When the post was redesignated as Camp Drum in 1951, parts of the hospital remained in order to support the reserve training mission of the installation. At that time, the facility was called the U.S. Army Health Clinic, Camp Drum, and staffed by military personnel and a civilian nurse. The facility provided medical support for the installation until the Wilcox Health Clinic was dedicated in November 1980.

During the 1980s, the clinic expanded to support the 10th Mountain Division when it was reactivated at Fort Drum in 1985. In 1987, the clinic became a United States Army Medical Department Activity (USA MEDDAC), and construction began on the Consolidated Troop Medical Clinic and an Ambulatory Health Clinic.

Guthrie Ambulatory Health Care Clinic opened in January 1991, and in May was dedicated to the memory of Dr. Samuel Guthrie (U.S. physician).

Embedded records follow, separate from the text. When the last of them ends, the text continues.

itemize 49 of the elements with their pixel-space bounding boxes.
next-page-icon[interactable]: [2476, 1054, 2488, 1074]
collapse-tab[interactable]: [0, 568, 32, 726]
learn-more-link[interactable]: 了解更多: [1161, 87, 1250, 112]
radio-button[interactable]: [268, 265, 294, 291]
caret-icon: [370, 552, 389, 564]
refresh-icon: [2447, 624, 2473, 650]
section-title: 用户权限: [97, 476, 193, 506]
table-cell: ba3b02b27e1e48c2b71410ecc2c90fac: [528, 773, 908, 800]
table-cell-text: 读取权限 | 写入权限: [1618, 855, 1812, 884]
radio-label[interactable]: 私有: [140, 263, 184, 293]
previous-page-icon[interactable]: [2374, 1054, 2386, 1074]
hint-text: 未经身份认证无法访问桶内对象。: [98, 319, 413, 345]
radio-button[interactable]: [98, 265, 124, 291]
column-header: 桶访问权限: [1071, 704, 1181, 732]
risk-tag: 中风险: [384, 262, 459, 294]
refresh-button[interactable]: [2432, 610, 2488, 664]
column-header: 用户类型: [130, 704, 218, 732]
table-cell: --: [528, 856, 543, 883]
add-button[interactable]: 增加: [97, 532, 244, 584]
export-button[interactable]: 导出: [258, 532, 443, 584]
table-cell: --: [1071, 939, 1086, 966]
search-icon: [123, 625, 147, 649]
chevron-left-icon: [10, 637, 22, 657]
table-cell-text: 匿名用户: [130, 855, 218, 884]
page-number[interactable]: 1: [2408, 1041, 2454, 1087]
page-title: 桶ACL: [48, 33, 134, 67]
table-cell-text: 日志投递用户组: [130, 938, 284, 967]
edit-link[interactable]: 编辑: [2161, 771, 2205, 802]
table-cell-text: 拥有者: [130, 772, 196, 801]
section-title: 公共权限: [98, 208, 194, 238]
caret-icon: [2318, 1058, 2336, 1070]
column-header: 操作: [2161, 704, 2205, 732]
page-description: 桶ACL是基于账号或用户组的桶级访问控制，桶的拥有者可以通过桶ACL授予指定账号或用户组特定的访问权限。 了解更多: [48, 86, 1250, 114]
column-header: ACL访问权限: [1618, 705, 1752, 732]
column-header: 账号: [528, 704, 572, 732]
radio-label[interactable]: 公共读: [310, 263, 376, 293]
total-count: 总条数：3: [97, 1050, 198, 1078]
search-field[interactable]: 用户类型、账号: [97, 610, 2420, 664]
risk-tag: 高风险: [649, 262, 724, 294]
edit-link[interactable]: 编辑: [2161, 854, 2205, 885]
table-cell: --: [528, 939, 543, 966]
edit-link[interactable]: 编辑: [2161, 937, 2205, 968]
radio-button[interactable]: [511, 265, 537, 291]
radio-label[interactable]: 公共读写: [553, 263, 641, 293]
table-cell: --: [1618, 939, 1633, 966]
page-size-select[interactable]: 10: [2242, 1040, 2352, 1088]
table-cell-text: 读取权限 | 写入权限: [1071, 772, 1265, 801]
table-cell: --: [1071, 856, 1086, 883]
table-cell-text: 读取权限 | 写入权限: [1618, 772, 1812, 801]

The clinic today is unique in that it supports an Army division but has no inpatient capabilities. Its 35,000 beneficiaries receive emergency and inpatient care at local civilian hospitals. Routine care is provided at the main clinic, the Conner Troop Medical Clinic, and the Wilcox Health Clinic.

The lack of inpatient care is mainly for political reasons; it was believed that several established hospitals in the area would lose too many patients to a military-run facility.